Gravemaidens by Kelly Coon
My rating: 2 of 5 stars
This review is full of spoilers. Read at your own risk.
The idea of this book came out better than the finished product, I guess. Three young maidens are chosen to accompany the dying Lugal (king? emperor? same diff) to the netherworld as his brides. Kammani, the main character, is dismayed when her sister Nanaea is chosen as one of those maidens, even though Nanaea is positively gloating and excited about it. Kammani decides she has to heal the Lugal so that her sister doesn't have to die. This is a noble goal, but if Kammani were honest with herself, it really has nothing to do with her sister and everything to do with herself, and if she'd just listen to her sister instead of dislocating a shoulder patting herself on the back for all her sacrificing, maybe no one would have ended up in a tomb. A plot that only gets set into motion because of the main character's idiocy really doesn't float my boat.
Kammani is one of the most infuriating main characters I've ever read. She has a savior complex and will not accept help from anyone else. She's madly in love with Dagan but won't admit it because she doesn't want to be a wife and mother, because apparently you aren't allowed to be a wife and mother and still be a healer, even though Dagan's mother is a wife and mother and is perfectly capable of healing people too. Dagan is like a puppy around her, following her around with his tail wagging like she'll eventually turn around and acknowledge that she's really rather fond of him and of course she'll marry him... And after Kammani's mother dies (before the events of this book, even though the actual event is written out in detail later in the book) apparently Kammani takes her comment of "You're the only one" as meaning she's the only person in the entire world who could ever possibly help her family and no one else on the planet is as good at that or as self-sacrificing about it as she is. I wanted to smack her upside the head before she even got to the palace.

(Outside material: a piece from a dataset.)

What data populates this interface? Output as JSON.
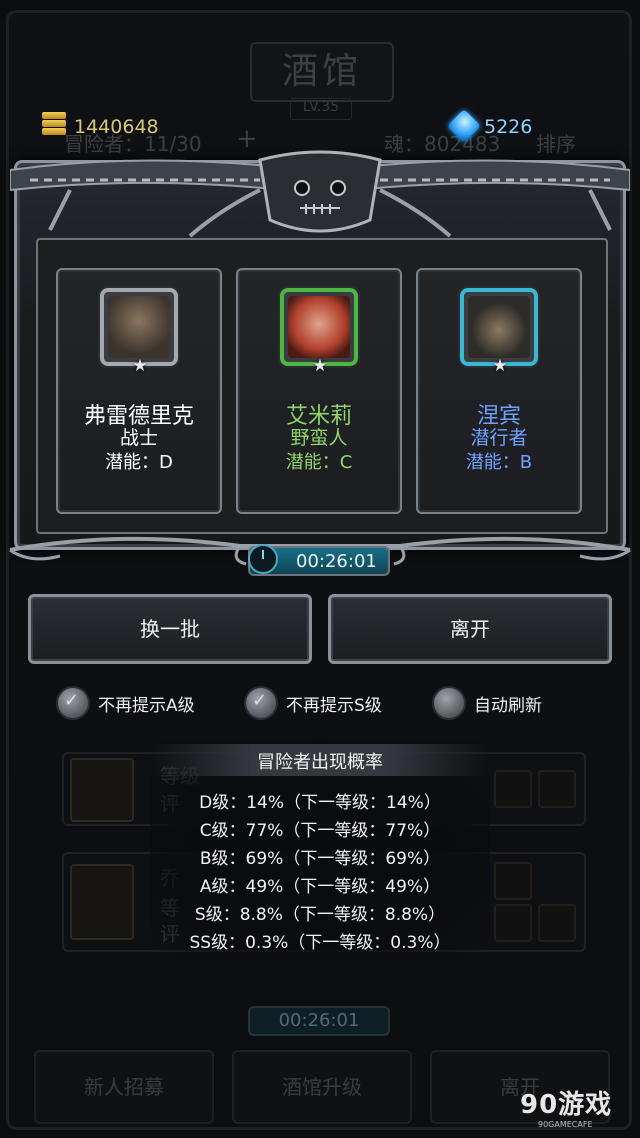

She is also incredibly gullible. Dagan makes an off-hand comment about how is she sure the Nin (the princess) isn't the one poisoning the Lugal, and suddenly she's all gung-ho that the Nin is the one to blame and she goes off on a crazy single-minded quest to accuse this woman in public. Never mind that Uruku and Gudanna are horrible villains and very obviously hate her guts. Never mind that the person who ordered her thrown out of the window didn't *actually* sound like the Nin. Nope, let's go after the girl whose father is dying and who has shown nothing but eagerness for him to be healed, just because one time she looked like she was enjoying herself at a festival.
And all of this is nothing compared to Kammani's hare-brained plan, hatched in about thirty seconds after she escapes the palace, to sneak back into the palace and onto a platform in front of hundreds of people to accuse the Nin with something she found in her chambers, as if her word and the word of a soldier would prove a damn thing! And on top of that, the Lugal dies anyway right in front of everyone.

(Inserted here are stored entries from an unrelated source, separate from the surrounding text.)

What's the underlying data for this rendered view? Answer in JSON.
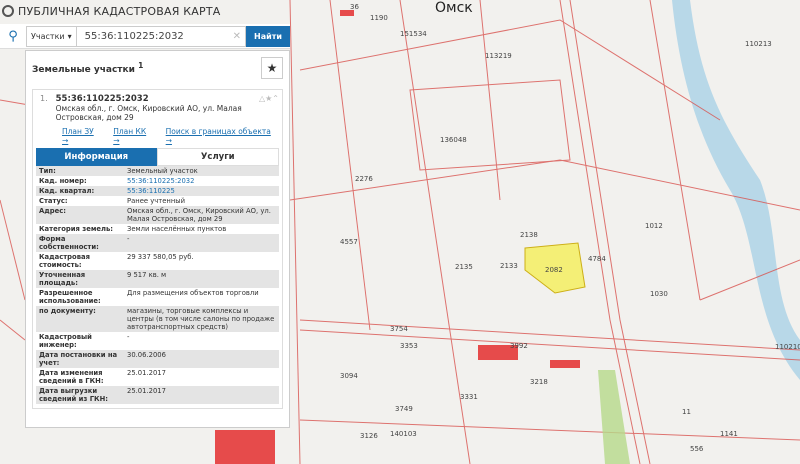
{
  "app": {
    "title": "ПУБЛИЧНАЯ КАДАСТРОВАЯ КАРТА"
  },
  "search": {
    "type": "Участки",
    "value": "55:36:110225:2032",
    "button": "Найти"
  },
  "panel": {
    "title": "Земельные участки",
    "count": "1",
    "result": {
      "index": "1.",
      "number": "55:36:110225:2032",
      "address": "Омская обл., г. Омск, Кировский АО, ул. Малая Островская, дом 29"
    },
    "links": [
      "План ЗУ →",
      "План КК →",
      "Поиск в границах объекта →"
    ],
    "tabs": [
      "Информация",
      "Услуги"
    ],
    "rows": [
      {
        "k": "Тип:",
        "v": "Земельный участок"
      },
      {
        "k": "Кад. номер:",
        "v": "55:36:110225:2032",
        "link": true
      },
      {
        "k": "Кад. квартал:",
        "v": "55:36:110225",
        "link": true
      },
      {
        "k": "Статус:",
        "v": "Ранее учтенный"
      },
      {
        "k": "Адрес:",
        "v": "Омская обл., г. Омск, Кировский АО, ул. Малая Островская, дом 29"
      },
      {
        "k": "Категория земель:",
        "v": "Земли населённых пунктов"
      },
      {
        "k": "Форма собственности:",
        "v": "-"
      },
      {
        "k": "Кадастровая стоимость:",
        "v": "29 337 580,05 руб."
      },
      {
        "k": "Уточненная площадь:",
        "v": "9 517 кв. м"
      },
      {
        "k": "Разрешенное использование:",
        "v": "Для размещения объектов торговли"
      },
      {
        "k": "по документу:",
        "v": "магазины, торговые комплексы и центры (в том числе салоны по продаже автотранспортных средств)"
      },
      {
        "k": "Кадастровый инженер:",
        "v": "-"
      },
      {
        "k": "Дата постановки на учет:",
        "v": "30.06.2006"
      },
      {
        "k": "Дата изменения сведений в ГКН:",
        "v": "25.01.2017"
      },
      {
        "k": "Дата выгрузки сведений из ГКН:",
        "v": "25.01.2017"
      }
    ]
  },
  "map": {
    "city": "Омск",
    "labels": [
      "36",
      "1190",
      "151534",
      "113219",
      "110213",
      "136048",
      "2276",
      "4557",
      "2138",
      "2135",
      "2133",
      "2082",
      "4784",
      "1012",
      "1030",
      "3754",
      "3353",
      "3992",
      "3094",
      "3749",
      "3126",
      "140103",
      "3331",
      "3218",
      "110210",
      "556",
      "11",
      "1141"
    ]
  }
}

Then we get to see her and the other three girls thrown into the tomb anyway. Some weird-ass scene with the Boatman happens, everyone gets poisoned, Kammani tries to save them all, yadda yadda, she wakes up safe at Dagan's farm and now like 10 people get to go into hiding in a giant caravan, as if no one would notice a huge cavalcade of people leaving the city in broad daylight on stolen horses and oh they all just happen to be fugitives.
Thank you to NetGalley and the publisher for giving me the opportunity to read this book. I wish I had enjoyed it more and was less annoyed by the MC and her terrible ideas. This just did not work for me.